La situation est beaucoup plus tranchée en philosophie, pour plusieurs raisons convergentes. Tout d’abord, les professeurs de philosophie sont encore plus insupportablement pointilleux et maniaques que tous les autres enseignants. Ensuite, les manuels scolaires actuels sont, d’une façon générale, presque uniformément mauvais, dans le fond comme dans la forme (nous parlons des manuels au sens strict, car de nombreux recueils de textes ou glossaires sont intéressants). Enfin, le recours à un manuel classique (Collin, Gardeil, Jolivet, Maritain, Thonnard, Verneaux, etc.) est devenu très difficile, sinon impossible, en raison de la baisse impressionnante du niveau culturel des élèves actuels : ces ouvrages supposent, en effet, des acquis littéraires, historiques, linguistiques que les jeunes de dix-huit ans ne possèdent plus.

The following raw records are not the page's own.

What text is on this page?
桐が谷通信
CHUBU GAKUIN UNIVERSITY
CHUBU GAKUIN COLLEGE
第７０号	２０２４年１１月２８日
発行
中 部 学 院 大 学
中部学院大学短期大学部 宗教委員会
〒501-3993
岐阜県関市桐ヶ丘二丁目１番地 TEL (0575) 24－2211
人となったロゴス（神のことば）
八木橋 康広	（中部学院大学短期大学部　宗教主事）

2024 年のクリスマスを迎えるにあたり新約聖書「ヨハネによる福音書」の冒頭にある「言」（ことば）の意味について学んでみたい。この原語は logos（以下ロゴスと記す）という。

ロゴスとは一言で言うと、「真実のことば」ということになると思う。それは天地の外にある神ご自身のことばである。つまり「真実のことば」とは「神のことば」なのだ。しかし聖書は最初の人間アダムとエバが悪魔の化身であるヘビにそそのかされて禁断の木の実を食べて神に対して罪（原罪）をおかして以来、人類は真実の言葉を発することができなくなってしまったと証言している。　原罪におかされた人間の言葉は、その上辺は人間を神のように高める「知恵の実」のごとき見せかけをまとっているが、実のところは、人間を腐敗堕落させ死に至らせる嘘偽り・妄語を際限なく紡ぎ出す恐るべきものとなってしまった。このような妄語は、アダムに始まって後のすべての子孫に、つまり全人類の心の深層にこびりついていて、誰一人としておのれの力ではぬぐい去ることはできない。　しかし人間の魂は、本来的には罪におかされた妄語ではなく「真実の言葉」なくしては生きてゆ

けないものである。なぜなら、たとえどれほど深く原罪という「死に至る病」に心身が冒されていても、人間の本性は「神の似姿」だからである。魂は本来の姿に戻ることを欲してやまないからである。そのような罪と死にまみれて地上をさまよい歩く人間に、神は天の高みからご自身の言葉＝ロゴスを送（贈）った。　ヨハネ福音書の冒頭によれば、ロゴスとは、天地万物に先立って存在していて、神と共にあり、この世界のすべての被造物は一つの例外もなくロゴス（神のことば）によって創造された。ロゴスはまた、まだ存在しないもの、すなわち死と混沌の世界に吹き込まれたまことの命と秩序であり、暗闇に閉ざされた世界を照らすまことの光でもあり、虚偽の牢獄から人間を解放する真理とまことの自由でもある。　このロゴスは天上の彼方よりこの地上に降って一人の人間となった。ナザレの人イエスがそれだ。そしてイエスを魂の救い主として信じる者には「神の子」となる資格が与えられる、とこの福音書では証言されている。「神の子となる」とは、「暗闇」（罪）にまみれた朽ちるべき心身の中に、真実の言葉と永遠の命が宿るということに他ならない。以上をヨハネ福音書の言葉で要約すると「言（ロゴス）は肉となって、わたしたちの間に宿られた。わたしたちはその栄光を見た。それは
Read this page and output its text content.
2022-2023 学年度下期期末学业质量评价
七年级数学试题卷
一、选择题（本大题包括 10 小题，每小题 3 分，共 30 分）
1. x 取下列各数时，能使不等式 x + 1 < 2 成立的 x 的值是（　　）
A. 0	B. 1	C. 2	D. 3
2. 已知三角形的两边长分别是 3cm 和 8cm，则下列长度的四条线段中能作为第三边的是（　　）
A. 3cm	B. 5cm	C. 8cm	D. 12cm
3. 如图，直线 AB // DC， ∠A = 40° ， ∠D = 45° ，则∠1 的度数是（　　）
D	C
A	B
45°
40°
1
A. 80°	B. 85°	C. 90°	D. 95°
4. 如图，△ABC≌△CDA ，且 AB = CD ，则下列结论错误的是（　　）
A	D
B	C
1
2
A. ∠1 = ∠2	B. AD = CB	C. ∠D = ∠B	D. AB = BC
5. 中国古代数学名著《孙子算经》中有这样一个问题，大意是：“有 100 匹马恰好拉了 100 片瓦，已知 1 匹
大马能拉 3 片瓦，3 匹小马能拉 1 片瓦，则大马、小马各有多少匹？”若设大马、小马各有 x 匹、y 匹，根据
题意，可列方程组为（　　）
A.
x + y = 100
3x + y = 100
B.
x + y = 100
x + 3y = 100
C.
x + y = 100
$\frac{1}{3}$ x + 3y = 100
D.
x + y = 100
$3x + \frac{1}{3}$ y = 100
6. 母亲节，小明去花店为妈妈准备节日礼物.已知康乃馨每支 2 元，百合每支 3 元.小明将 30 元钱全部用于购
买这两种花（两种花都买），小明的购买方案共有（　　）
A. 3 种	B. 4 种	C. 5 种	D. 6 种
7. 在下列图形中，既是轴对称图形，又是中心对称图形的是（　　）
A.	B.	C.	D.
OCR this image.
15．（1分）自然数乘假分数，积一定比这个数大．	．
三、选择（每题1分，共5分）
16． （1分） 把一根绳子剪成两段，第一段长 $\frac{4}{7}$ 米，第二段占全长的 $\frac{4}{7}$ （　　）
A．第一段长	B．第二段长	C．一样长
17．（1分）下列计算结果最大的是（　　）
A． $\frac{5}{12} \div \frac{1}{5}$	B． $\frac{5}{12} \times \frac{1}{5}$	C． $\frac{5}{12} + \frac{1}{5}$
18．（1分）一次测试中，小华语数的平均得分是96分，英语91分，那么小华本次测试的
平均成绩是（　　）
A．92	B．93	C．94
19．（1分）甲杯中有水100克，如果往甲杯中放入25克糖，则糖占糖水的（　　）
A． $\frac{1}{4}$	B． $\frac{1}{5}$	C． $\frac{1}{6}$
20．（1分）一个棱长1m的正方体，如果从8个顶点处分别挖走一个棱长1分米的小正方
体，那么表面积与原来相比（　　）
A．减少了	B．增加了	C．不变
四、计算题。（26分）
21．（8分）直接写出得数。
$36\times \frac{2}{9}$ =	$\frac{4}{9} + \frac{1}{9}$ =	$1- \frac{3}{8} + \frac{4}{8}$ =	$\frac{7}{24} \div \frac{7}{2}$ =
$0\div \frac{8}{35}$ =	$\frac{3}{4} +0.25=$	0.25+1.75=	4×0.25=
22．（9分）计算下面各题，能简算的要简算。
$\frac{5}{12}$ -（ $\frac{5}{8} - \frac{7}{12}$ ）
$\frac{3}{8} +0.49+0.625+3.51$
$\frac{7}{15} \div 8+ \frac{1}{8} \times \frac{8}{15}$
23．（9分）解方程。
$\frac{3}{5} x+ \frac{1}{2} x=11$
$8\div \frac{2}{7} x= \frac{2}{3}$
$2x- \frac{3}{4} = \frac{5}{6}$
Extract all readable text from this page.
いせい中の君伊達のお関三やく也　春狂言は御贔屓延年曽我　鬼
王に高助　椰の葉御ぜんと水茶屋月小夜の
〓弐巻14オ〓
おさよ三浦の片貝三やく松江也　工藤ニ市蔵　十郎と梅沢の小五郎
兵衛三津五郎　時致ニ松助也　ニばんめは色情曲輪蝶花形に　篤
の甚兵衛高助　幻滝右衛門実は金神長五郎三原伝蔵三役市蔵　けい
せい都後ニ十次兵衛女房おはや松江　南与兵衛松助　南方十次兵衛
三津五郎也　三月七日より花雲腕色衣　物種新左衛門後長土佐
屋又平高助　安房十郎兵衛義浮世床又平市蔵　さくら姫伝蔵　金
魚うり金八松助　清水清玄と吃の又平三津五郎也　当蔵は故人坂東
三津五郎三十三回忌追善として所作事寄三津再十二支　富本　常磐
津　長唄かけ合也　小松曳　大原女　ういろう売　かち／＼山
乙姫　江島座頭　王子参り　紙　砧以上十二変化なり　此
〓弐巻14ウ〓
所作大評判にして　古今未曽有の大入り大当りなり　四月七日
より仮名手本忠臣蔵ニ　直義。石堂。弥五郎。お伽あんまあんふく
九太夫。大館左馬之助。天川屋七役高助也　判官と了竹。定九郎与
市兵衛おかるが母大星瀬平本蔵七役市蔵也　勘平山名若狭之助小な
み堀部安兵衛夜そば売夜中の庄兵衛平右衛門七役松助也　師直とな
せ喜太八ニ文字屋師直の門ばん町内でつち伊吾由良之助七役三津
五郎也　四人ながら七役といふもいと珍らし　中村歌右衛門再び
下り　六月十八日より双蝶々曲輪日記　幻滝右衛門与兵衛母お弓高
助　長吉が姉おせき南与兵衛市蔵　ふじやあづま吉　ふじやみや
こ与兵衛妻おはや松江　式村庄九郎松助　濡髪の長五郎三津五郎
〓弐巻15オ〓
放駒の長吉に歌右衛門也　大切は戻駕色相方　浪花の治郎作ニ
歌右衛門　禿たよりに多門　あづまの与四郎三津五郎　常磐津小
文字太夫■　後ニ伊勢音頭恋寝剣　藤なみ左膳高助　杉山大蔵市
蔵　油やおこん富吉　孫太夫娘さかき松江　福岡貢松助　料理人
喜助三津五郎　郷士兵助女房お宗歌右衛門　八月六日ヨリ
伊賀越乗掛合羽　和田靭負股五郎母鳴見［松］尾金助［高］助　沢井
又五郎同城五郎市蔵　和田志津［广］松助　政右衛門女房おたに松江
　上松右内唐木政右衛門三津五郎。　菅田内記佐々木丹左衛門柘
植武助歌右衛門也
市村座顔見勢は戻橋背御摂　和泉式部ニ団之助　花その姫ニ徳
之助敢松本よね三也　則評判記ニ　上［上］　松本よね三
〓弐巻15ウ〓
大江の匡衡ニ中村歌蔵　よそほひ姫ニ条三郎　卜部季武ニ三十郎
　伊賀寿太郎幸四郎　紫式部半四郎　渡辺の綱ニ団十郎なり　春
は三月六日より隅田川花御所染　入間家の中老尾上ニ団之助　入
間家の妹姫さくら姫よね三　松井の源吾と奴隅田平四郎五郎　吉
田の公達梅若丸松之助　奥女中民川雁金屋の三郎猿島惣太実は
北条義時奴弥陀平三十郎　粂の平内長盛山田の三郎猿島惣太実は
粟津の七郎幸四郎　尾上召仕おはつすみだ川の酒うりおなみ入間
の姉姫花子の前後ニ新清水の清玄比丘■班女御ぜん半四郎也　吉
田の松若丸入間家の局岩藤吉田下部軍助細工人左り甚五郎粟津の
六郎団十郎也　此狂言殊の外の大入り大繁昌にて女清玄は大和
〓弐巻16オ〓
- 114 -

C’est dire que toute tentative de mettre au jour un manuel de philosophie convenablement construit, écrit dans un français classique et appuyé sur les principes essentiels de la philosophie traditionnelle d’une part, accessible à des esprits contemporains d’autre part, ne peut qu’être la bienvenue. Il convient donc de saluer avec faveur l’entreprise d’Isabelle Mourral et de Louis Millet et de la présenter au public.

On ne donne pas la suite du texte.